Let’s see if Congress will kick the can some more. Let’s see if Congress passes hikes in the FICA tax rates in 2010, or extends the wage base that pays the tax beyond today’s $106,800 limit. My guess: Congress will kick the can. The deficit will grow.
“HOW BAD IS IT?”
Those were Ed McMahon’s four words to Johnny Carson, decade after decade, setting up Carson’s punch line.
Here is the punch line — lines, actually — as delivered by the notoriously humorless trustees of the Social Security and Medicare Trust Funds.
The 2009 report begins: “The financial condition of the Social Security and Medicare programs remains challenging.” I worked on Capitol Hill as Ron Paul’s first research assistant back in 1976. The code word “challenging” means “politically unsolvable at the present time, so Congress will kick the can.”
To this assessment, add the first sentence in the Conclusion: “The financial difficulties facing Social Security and Medicare pose serious challenges.” What does “serious challenge” mean?
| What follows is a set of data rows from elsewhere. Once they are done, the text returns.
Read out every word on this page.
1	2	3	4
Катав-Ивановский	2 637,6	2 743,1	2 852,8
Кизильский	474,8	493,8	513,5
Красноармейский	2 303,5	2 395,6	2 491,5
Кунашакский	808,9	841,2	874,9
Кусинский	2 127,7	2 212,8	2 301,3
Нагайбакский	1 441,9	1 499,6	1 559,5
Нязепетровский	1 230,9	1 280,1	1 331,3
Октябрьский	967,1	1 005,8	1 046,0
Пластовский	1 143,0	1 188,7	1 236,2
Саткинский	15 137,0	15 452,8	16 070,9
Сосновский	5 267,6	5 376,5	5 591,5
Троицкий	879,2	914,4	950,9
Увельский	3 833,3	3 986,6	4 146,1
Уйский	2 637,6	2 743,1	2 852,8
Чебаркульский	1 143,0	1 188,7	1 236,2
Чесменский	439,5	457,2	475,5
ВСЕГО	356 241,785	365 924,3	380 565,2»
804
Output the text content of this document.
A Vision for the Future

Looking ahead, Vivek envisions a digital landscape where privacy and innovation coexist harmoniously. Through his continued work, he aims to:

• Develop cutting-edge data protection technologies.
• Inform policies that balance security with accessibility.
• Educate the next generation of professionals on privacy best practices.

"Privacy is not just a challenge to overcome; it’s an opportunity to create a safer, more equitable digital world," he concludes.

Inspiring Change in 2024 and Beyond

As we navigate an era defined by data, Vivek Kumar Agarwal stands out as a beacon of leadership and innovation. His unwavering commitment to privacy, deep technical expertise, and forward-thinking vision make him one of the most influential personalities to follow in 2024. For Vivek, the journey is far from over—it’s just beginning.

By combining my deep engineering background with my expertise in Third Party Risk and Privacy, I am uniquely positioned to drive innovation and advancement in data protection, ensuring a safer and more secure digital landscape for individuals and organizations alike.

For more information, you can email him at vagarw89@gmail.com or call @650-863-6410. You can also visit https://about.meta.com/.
Think of December 7, 1941, on board the U.S.S. Arizona. Imagine this sound: “Aye-oo-ga! Aye-oo-ga! Abandon ship! Abandon ship!”
We are assured that Social Security’s problem is merely difficult. (“Yellow alert! Yellow alert!”)
For Social Security, the reform options are relatively well understood but the choices are difficult.
The Social Security options are very well understood by Congress, but not the public. These options have been understood by Congress ever since 1983, when Reagan hiked FICA taxes.
The political choice was difficult in 1983, back when Reagan still thought he could balance the budget without vetoing spending bills sent up by Congress, which he usually signed into law. That was the year that the on-budget deficit hit $200 billion, a year before my 1977 prediction that it would hit $200 billion in 1984.
Reagan knew that red ink from the sale of Social Security Trust Fund assets back to the Treasury would push his on-budget budget even deeper into the red. He hiked FICA taxes to keep this from happening. Ever since then, Congress has played kick the can.
We ain’t seen nothin’ yet! The Conclusion concludes:
Medicare is a bigger challenge. Its cost growth can be contained without sacrificing quality of care only if health care cost growth more generally is contained. But despite the difficulties — indeed, because of the difficulties — it is essential that action be taken soon, particularly to control health care costs.
We are on board a replica of a 19th-century Mississippi paddle wheel steamboat. Nostalgia is always popular. The illusion of the good old days still sells. The engine is chugging faster and faster. The captain and crew decided long ago never to put the engine into reverse.
We are floating down the fiscal river of no return. We are moving faster and faster. Some of us can hear the falls ahead. The sound gets louder and louder. But our companions on board say, “Let’s party!” They head for the dining room. After that, they will head for the slot machines.
Americans respond favorably to these words: “Free” and “all you can eat.” That is what politicians promise.
Either the falls will get us (deflationary depression) or else an explosion of the overheated engine will (hyperinflation).
Our companions are still in the dining room or heading toward the slot machines. You and I should begin to move toward the lifeboats.